Outstanding Bugs (as of month-end)

  1. Origin name truncation (Shveta): Function declares NAME type (64-byte fixed) for the origin name parameter, but pg_replication_origin.roname is TEXT (unbounded). Origins with names >63 characters are silently truncated during upgrade. Fix: change parameter to TEXT type.

  2. Pre-existing origins on target cluster (Shlok): If the new cluster already has replication origins, upgrade fails late (during "Performing Upgrade") with a hard error. Needs a pre-flight consistency check during the early validation phase.

  3. Minor cleanup: Unnecessary includes, unexplained Assert on TOAST relid, and insufficient code comments explaining the PG17 version gate.

Month Trajectory

The thread progressed rapidly from problem identification through three major revision cycles. The architectural design was settled by mid-month (v3), with subsequent work focused on implementation correctness. Two significant bugs remain (name truncation, missing pre-flight check) requiring a v7. The patch is approaching committable shape but needs one more revision cycle.

History (1 prior analysis)
2026-06-01 · claude-opus-4-6

v7: Addressing All Outstanding Review Items

Ajin posts v7, which is a direct response to the review findings from Shlok and Shveta (covered in prior analyses #5 and #6). No new design decisions or architectural changes — this is a pure fix-up revision addressing all identified issues.

Fixes Confirmed in v7

  1. Pre-flight check for pre-existing origins on target cluster (Shlok's finding): Added. The new cluster is now verified during the "Performing Consistency Checks" phase to have no replication origins, matching the pattern used for replication slots.

  2. Unnecessary includes removed (Shveta's access/skey.h and catalog/indexing.h): Confirmed removed.

  3. Unexplained Assert removed (Shveta's Assert(!OidIsValid(rel->rd_rel->reltoastrelid))): Confirmed removed.

  4. PG17 version gate rationale (Shveta's question): Ajin provides the justification inline — PG17 introduced migration of pg_subscription_rel and remote LSN, so it's the natural boundary. Without origin migration from PG17+, you'd get an inconsistent state: subscription relation state and remote LSN are migrated but the corresponding replication origin doesn't exist.

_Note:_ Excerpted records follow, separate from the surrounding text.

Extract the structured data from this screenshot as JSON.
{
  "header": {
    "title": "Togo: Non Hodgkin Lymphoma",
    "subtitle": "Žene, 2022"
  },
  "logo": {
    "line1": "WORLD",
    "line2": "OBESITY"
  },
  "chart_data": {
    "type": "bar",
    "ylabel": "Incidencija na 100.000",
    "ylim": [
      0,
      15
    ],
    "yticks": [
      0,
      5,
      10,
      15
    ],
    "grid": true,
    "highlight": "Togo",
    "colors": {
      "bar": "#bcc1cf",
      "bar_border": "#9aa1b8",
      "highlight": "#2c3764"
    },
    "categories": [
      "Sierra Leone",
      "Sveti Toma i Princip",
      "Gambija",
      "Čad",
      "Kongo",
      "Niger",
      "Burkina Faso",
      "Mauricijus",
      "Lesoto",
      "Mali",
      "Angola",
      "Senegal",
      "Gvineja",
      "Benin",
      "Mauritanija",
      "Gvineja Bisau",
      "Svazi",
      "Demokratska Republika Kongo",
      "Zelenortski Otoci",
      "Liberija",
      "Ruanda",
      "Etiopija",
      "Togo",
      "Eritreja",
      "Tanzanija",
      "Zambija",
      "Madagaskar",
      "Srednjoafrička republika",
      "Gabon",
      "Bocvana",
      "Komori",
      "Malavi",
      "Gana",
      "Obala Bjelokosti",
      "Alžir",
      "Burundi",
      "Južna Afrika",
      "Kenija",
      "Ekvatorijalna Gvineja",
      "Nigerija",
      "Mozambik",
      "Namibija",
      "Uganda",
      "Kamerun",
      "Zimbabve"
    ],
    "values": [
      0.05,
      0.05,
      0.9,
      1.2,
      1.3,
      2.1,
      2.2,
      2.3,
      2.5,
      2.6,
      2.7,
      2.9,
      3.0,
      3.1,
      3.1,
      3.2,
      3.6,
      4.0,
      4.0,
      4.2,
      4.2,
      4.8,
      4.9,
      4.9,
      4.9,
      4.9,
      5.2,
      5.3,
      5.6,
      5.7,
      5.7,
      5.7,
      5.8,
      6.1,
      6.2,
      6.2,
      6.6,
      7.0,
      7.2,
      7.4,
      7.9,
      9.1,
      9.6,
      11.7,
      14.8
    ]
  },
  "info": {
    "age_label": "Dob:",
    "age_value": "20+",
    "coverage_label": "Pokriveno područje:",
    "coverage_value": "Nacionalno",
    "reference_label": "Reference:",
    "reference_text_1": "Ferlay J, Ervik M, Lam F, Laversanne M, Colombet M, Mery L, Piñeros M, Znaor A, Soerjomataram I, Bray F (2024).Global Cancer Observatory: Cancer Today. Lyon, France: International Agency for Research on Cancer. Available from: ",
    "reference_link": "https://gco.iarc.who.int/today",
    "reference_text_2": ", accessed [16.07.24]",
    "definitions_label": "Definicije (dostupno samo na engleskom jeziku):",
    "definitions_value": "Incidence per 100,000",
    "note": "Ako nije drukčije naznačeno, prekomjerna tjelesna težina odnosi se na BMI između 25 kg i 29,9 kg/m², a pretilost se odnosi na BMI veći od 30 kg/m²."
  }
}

  5. Origin name truncation bug fixed (Shveta's NAME→TEXT finding): Ajin confirms the parameter type is changed to handle origin names the same way pg_replication_origin_create does, eliminating the silent truncation of names longer than 64 characters.

Assessment

This is a clean revision cycle — all five outstanding items addressed, no new issues raised yet. The patch is now past the point where any reviewer has identified unresolved problems. The next step would be either another review pass looking for new issues, or committer attention.